We humans are mortals. We are born, we live, eat, grow, work, and then die. It is but natural. We know we will die but somehow we prefer to ignore this reality. It is only after we loose a near and dear one that we realize that death is so much a reality. And that there is no escaping it. It is just a matter of time when I and you will be no more. And that people will remember us they way we remember or mention those who have passed away before our very eyes. We are mortals yet we refuse to believe that we are.
A few weeks ago I lost my aunt. She was a victim of Liver failure. A brave woman who was very loving and caring at the same time a very good teacher. One who is still remembered by her students with a lot of reverence. She was indeed the finest example of a human being.

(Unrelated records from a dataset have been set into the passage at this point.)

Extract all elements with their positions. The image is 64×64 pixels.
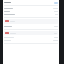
button[interactable]: Title	[4, 1, 58, 4]
button[interactable]	[4, 39, 58, 42]
button[interactable]	[4, 31, 58, 35]
button[interactable]	[4, 10, 58, 13]
button[interactable]	[4, 7, 58, 10]
button[interactable]	[4, 13, 58, 16]
button[interactable]	[4, 36, 58, 39]
button[interactable]	[4, 25, 58, 28]
button[interactable]	[4, 19, 58, 24]
button[interactable]: Status	[54, 2, 58, 4]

For a long time after my father’s death I haven’t lost a near relative and the passing away of my aunt hurt me real bad. And more so the fact that she is no more. I mean, one day you are sitting with a person and the next day he or she is gone. There are things you wishes you had said to the person, things you wanted to talk about, but alas you just cannot. For the person is not there. Seems surreal.
Just two days before her death she telephoned me and told me to meet her as she wanted to talk about something. I think she knew her time was near. As luck would have it, by the time I went to meet her she was already in the hospital. I met her, she just nodded, smiled and drifted off to sleep. A day after that she went in to coma and the next day she died. While I blame myself for not meeting her in time to hear whatever she wanted to say to me, at the same time I wished there was a way to talk to her now. But that is not possible now. I feel bad about it, real bad. May she rest in peace. Whatever, she wanted to talk to me about will remain a mystery, forever.